The title piece, “In the Flesh” deals with a petty criminal trapped in a jail cell with a first-time offender who’s messing with more than he bargained for in the spirit of his executed murderer grandfather.
Strange and reclusive, Billy isn’t an easy man to keep safe from the other inmates, but it’s even more tiresome trying to get his new companion to sit still on bizarre questions he’s filled with.
There was a man there: or rather a crude copy of one, its substance tenuous, its outline deteriorating all the time, and being hauled back into some semblance of humanity again only with the greatest effort.
Of the visitor’s features Cleve could see little, but enough to sense deformities paraded like virtues: a face resembling a plate of rotted fruit, pulpy and peeling, swelling here with a nest of flies, and there suddenly fallen away to a pestilent core. How could the boy bring himself to converse so easily with such a thing? And yet, putresence notwithstanding, there was a bitter dignity in the bearing of the creature, in the anguish of its eyes, and the toothless O of its maw.

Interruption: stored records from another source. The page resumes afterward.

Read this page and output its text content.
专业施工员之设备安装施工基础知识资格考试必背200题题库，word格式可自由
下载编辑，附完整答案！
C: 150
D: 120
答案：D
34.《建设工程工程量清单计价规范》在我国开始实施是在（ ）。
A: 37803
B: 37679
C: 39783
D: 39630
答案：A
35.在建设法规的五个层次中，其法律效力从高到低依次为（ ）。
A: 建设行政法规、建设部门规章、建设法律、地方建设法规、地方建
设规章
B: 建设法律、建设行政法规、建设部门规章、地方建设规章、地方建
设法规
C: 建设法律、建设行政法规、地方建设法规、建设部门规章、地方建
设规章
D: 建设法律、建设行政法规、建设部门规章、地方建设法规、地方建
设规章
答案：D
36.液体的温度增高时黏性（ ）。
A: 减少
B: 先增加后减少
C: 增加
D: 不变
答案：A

Soon Cleve is forced to witness some pretty strange stuff, and from there the story skyrockets. Baffling and strange, as Barker’s works typically are, the short tale is blessed with bizarre imagery, unusual characters and an intriguing outcome.
In the most well-ordered of prisons violence could – and inevitably did – erupt without warning. The relationship of two cons, incarcerated together for sixteen hours out of every twenty-four, was an unpredictable thing
The endings a strange little thing, one I never saw coming, but a dark wrap-up that strangely fits.